Hockey Night in Canada - Body checking going to the penalty box

Gone for 2013 are the Canucks, Canadians and Maple Leafs – and going is body checking.   Shame about the first three but this posting is about body checking.

Nova Scotia was second out of the block, followed the next day by Alberta and one can assume other provincial minor hockey league governing bodies will quickly follow suit.

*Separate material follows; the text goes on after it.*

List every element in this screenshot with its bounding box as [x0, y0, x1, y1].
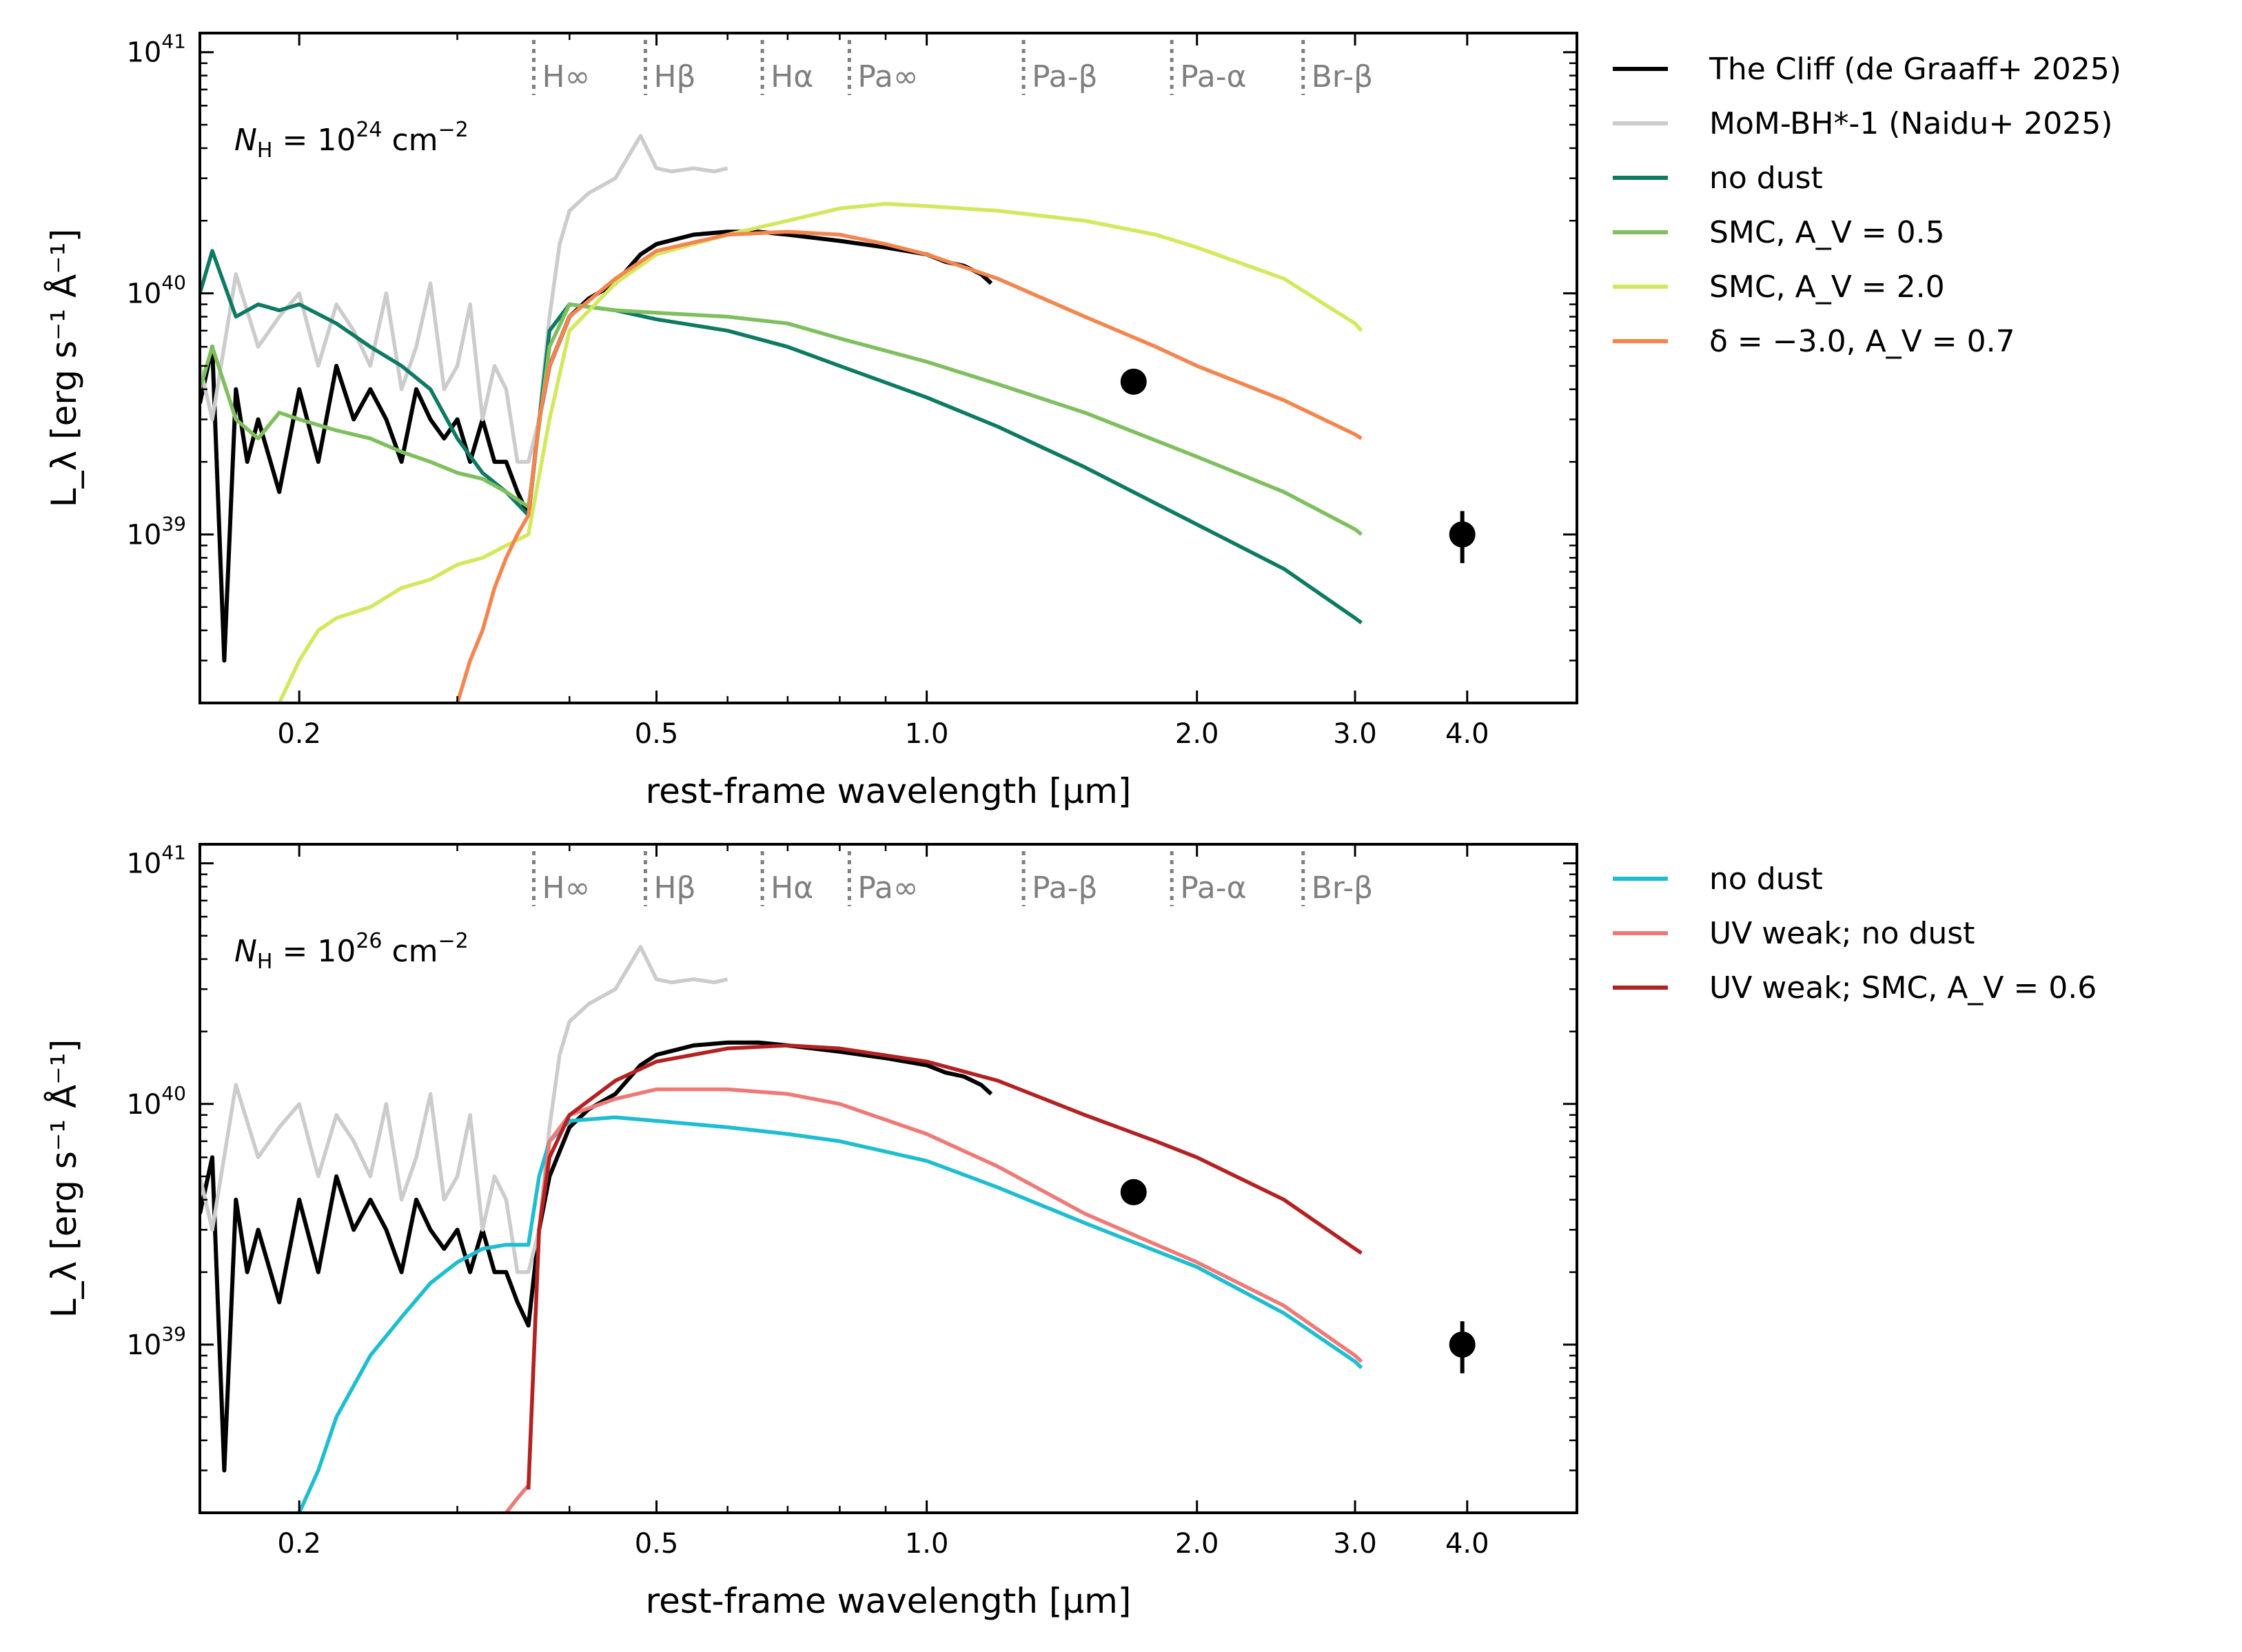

The announcement for the upcoming year is the elimination of body checking in the Pee Wee competitive leagues.   Quebec which still leads Canada in many aspects of protecting the public’s health has not permitted body checking until Bantaam ages for some time.  Many provinces have acted on body checking in the less competitive leagues and in women’s hockey already, so not a major jump.

Much of the rationale is based on evidence comparing Alberta and Quebec which demonstrated a three-fold increase in injuries including concussions at the Pee Wee level. The report is worth the read Hockey Calgary review 

Canadian and American Pediatric experts have recommended that body checking be precluded prior to age 15. Those that worry that Canadian players are at a disadvantage need only to look to Europe where leagues don’t allow the body to be used right through to age 15 and European players have taken a very prominent role in North American hockey because of their other skills in skating and shooting, and staying healthy. 

Of course, Pee Wee ages are just 11 and 12.  So there remains a gap in the policy that can better protect 13 and 14 year old Bantaams – and given young hockey players a better chance of ever even making a go at major hockey levels. 

Not that any of this is new, a 2009 review of 20 studies dating back to the late 90’s have consistently demonstrated the risk.  Clinical J Sport medicine 

A small win for health advocates.  Good luck Senators.

May 26th - two days ago, Hockey Canada moved to ban bodychecking under the age of 13.  A first step.  The Canadian icon of on-ice violence Don Cherry promptly dissed the national move.   The next day the Senators began their summer vacation.